Youth Court Changes Lives of Defendants and Jurors

With their right hands raised, the jurors recited the oath aloud. The judge slammed the gavel down and the bailiff shouted, “Palm Beach County Youth Court is now in session!” Each week, a juvenile first offender is tried during Youth Court in a real courthouse. Students comprised not only a jury of their peers, but volunteer acted as the prosecutors and defense attorneys on the cases. Many Dreyfoos students who belong to the Youth Court and Law Studies (YCLS) Club participated in this organization.


Founded in 1995, the Palm Beach County Youth Court allowed juvenile first offenders (JFO) a chance to remove misdemeanor infractions from their records by following a constructive sentence and to change the direction of their lives. Sentences can include community service, letters of apology, anti-theft or anti-drug classes, restitution, curfews, and jury duty, all to teach the offender a lesson.


Since its inception, the program has seen a 5.8 percent recidivism rate, which is the tendency for criminals to reoffend.


“[Offenders have] learned from this process and recognized that they don’t want to do this again and get themselves in trouble,” school police officer Scott Dean said, who serves as a bailiff for Youth Court.

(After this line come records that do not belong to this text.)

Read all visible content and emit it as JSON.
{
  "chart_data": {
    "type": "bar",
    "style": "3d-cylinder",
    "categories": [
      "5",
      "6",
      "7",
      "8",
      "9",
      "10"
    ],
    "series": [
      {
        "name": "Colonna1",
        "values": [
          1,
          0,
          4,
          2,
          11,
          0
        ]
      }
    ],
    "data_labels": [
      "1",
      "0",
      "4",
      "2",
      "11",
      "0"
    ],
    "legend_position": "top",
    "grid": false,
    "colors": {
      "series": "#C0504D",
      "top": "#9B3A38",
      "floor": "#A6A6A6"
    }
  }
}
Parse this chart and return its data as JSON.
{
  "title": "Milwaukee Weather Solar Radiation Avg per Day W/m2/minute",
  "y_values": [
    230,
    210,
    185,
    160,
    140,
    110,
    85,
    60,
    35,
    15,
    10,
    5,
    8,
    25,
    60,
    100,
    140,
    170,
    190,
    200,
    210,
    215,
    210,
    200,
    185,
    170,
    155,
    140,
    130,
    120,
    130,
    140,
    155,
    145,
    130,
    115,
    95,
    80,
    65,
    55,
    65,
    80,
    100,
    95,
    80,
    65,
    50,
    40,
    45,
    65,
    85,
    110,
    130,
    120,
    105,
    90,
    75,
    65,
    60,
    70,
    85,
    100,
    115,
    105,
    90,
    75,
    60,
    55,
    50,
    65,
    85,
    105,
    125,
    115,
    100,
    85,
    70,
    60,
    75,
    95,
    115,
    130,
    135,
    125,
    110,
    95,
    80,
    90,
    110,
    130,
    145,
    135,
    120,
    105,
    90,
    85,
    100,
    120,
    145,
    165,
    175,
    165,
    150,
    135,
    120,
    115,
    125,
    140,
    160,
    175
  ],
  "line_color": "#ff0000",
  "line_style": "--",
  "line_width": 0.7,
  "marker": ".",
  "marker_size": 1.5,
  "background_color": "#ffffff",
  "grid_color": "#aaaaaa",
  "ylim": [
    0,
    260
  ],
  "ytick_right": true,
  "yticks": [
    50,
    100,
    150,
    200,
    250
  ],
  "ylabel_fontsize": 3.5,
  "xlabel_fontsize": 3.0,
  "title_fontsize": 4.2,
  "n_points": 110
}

Assistant State Attorney Andrew Carrabis has been volunteering for six years as a judge on Youth Court cases, overseeing the proceedings and providing feedback to the student attorneys, and has seen the program’s many benefits.


“[Youth Court prevents JFOs] from getting into that cycle that is so hard to get out of once you’re in,” Carrabis said in reference to the correctional system for minors. “Once you’re in the juvenile system, you’re on probation or conditional release until you’re at least 18 and constantly being monitored.”


Youth Court allowed students to learn about various aspects of the legal system. Students who served as jurors, clerks, and lawyers gain firsthand exposure to criminal justice proceedings.


Communications sophomore Lillian Khanna has served as a defense attorney in Youth Court and recently started the YCLS Club, serving as its co-president.


“I brought this club to Dreyfoos because a lot of jurors were there because of obligation,” Khanna said. “Bringing children who are genuinely law-interested to sit on the jury allows for more rehabilitative sanctions [for defendants].”


Her interest in law and sharing it with other students struck a chord with school counselor Laura Tomasello, who serves as the sponsor for YCLS and worked as a paralegal for nearly 15 years.


“I think it’s a good [opportunity] for students to see the legal system whether or not they want a career in it,” Ms. Tomasello said. “It’s a great process to understand.”


The real courtroom environment allowed for students to experience real-life legal situations and learn in depth about the legal process. Many of the teenage offenders are referred to Youth Court for misdemeanors, such as shoplifting, trespassing, or the possession of marijuana under 20g.  Student participation can prove to be a life-changing experience.


“Some of our participants over the years have actually gone onto law school and actually become attorneys because they enjoy their experience [at Youth Court],” Dean said.


Though not every participant pursues law, each student who experienced the system became educated on the matter.


“I’m proud of the students who venture out whether they want a career in law or not,” Ms. Tomasello said. “As these students are in there and participating in helping other students to do the right thing, they’re also reinforcing that they’re going to do the right thing.”